路飞面楞了下,迷惑的反问:“山治?我不知道。是谁?”
“是一个特种部队成员,我在美国的教官。”索隆思索着,“我隐约记得他曾经提过,他教过一个日本孩子用枪。”
“啊?哈哈。”路飞大笑起来,“我可不是孩子了,索隆。美国多的是日本人呢。我可没那个荣幸做你的师兄。”
索隆笑了笑,然后发现娜美在门口张望着,路飞也顺着他的眼神转向门口:“哦娜美小姐。乌索布好点了吗?罗宾呢?”

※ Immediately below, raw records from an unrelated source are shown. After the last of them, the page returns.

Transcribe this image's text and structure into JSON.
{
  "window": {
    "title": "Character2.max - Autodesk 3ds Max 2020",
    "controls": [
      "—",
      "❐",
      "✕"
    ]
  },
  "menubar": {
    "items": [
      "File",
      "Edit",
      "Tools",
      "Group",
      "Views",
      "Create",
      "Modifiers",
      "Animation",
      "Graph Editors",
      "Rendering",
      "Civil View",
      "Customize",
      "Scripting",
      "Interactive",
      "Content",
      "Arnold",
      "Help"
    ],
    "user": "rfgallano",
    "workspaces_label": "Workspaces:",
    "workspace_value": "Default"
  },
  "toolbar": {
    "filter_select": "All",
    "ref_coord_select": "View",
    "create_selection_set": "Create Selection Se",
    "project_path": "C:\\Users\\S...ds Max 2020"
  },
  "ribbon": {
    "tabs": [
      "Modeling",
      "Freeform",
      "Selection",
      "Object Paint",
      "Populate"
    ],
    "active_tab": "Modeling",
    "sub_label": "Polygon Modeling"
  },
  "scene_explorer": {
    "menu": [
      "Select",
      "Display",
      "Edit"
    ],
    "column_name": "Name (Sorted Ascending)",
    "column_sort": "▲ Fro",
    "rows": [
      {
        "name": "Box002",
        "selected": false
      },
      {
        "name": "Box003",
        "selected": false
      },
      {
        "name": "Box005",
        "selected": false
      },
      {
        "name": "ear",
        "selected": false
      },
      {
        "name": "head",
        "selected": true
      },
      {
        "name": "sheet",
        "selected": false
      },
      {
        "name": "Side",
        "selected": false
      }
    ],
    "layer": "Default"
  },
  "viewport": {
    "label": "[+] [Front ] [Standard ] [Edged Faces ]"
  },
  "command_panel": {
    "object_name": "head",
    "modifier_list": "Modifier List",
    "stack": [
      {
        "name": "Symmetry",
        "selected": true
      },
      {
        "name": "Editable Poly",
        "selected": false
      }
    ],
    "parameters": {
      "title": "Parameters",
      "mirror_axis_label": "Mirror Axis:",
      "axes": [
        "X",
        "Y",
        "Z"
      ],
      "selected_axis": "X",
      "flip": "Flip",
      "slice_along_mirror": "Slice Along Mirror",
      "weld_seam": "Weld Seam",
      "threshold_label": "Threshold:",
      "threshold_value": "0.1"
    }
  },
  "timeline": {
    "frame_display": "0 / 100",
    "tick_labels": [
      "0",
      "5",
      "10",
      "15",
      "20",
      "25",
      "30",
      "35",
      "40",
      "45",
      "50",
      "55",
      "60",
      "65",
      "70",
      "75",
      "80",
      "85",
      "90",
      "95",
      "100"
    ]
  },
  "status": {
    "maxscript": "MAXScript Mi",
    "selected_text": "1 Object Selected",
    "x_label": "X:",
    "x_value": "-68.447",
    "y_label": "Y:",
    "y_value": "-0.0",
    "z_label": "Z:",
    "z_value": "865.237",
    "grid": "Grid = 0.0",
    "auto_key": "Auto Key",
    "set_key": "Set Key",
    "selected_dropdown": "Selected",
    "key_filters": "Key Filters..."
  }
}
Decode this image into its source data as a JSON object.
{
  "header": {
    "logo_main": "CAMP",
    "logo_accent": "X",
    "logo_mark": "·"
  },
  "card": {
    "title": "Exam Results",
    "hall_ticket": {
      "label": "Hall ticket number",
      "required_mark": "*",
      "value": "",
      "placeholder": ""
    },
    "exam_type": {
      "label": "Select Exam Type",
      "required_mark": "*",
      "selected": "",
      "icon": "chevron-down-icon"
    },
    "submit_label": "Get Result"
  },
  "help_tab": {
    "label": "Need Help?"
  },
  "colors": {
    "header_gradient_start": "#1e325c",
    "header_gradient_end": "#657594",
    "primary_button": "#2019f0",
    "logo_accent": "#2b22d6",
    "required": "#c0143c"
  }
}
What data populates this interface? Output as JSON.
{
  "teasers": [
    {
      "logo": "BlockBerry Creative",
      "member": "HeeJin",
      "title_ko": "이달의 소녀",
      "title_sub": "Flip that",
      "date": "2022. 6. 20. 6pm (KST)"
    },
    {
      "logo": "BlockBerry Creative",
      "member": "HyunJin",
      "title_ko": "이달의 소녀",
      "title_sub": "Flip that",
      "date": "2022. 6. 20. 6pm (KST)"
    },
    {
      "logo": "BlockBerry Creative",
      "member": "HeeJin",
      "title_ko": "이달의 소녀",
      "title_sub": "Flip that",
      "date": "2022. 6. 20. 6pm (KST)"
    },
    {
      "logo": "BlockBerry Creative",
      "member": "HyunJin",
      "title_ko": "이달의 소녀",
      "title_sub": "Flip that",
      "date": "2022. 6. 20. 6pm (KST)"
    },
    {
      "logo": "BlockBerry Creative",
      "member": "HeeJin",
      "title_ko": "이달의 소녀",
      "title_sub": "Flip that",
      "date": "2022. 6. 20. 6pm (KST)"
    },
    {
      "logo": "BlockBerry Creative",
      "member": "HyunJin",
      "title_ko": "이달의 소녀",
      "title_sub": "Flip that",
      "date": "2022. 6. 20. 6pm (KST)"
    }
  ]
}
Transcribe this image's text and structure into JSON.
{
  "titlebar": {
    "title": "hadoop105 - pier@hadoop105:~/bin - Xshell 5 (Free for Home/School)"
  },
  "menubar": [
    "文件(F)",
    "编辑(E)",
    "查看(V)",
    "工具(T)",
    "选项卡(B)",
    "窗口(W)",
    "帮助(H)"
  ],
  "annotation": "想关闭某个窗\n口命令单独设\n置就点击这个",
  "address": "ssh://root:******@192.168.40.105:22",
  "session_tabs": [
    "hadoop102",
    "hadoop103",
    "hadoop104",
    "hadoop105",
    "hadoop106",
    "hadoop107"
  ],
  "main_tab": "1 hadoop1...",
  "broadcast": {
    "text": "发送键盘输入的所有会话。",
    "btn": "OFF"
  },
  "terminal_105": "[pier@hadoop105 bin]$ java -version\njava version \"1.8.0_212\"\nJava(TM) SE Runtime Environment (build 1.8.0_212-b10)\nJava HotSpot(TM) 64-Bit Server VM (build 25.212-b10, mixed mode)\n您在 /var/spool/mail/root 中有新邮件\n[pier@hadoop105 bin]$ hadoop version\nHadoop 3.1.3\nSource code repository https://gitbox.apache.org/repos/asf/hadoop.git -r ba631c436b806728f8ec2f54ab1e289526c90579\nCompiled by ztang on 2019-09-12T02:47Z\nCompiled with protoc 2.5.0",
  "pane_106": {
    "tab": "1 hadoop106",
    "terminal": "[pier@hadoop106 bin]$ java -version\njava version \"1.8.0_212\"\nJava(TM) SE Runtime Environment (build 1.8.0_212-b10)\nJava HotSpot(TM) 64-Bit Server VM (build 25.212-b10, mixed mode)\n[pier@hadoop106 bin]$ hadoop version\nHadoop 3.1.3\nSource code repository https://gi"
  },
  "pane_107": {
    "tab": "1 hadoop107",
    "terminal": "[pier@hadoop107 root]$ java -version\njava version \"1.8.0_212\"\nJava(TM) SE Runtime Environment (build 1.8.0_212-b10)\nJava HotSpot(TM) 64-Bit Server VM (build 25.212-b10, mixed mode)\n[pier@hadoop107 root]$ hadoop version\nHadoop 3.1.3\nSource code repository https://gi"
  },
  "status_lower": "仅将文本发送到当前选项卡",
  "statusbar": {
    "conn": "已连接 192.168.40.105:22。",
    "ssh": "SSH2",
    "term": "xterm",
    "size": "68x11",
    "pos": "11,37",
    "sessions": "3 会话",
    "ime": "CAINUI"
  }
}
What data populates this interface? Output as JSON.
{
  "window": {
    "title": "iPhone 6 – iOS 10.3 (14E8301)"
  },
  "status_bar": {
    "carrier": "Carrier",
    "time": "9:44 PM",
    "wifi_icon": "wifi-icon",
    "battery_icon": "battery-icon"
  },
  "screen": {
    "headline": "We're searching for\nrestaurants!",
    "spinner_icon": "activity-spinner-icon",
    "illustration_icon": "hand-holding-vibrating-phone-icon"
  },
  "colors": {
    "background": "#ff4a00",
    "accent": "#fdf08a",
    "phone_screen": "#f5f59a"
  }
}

娜美笑着走了进来:“乌索布课长说要先回去,让我来看看好了没?”
“不,我没问什么。只是随便聊了聊。”索隆看着娜美的眼睛,“既然他不舒服,我们就先回去吧。”
“啊?”路飞失望的看着他们,“又是这样?我的房子是不是中什么诅咒了?每次客人来都待不久。”
索隆站起身,看着娜美收拾着包包:“我们可不是什么客人啊。一般人看到**都是巴不得他们待不久呢,呵呵。”
“哦可别这么说。”路飞拍拍索隆的肩膀,朝娜美笑着,“我很喜欢你们,特别是还有这么漂亮的小姐。”
走到门外,乌索布已经在车里了。索隆绕过去拍拍车顶:“乌索布,我来开吧。”乌索布沉默着下了车,打开后座的门坐了进去。索隆朝还在门口的路飞笑着挥了挥手,也进了车里。
“你还好吧?”索隆边系安全带边从后视镜里看着乌索布。
乌索布看了眼娜美,转头看向窗外,轻轻的问:“你知道了多少?”
索隆发动车子,盯着闪烁的转向灯,干脆的说:“全部。”
四五
索隆关上门,脚步不稳的走向沙发坐下,看着没有什么变化的乱糟糟的客厅,他皱起眉靠在沙发上闭上眼。和乌索布喝了几个小时的酒,那个印象里低调稳重的四课课长不停喝着,笑着说话,把他们喝空的一堆瓶子推到地上摔得粉碎,然后趴在桌上大声的哭着。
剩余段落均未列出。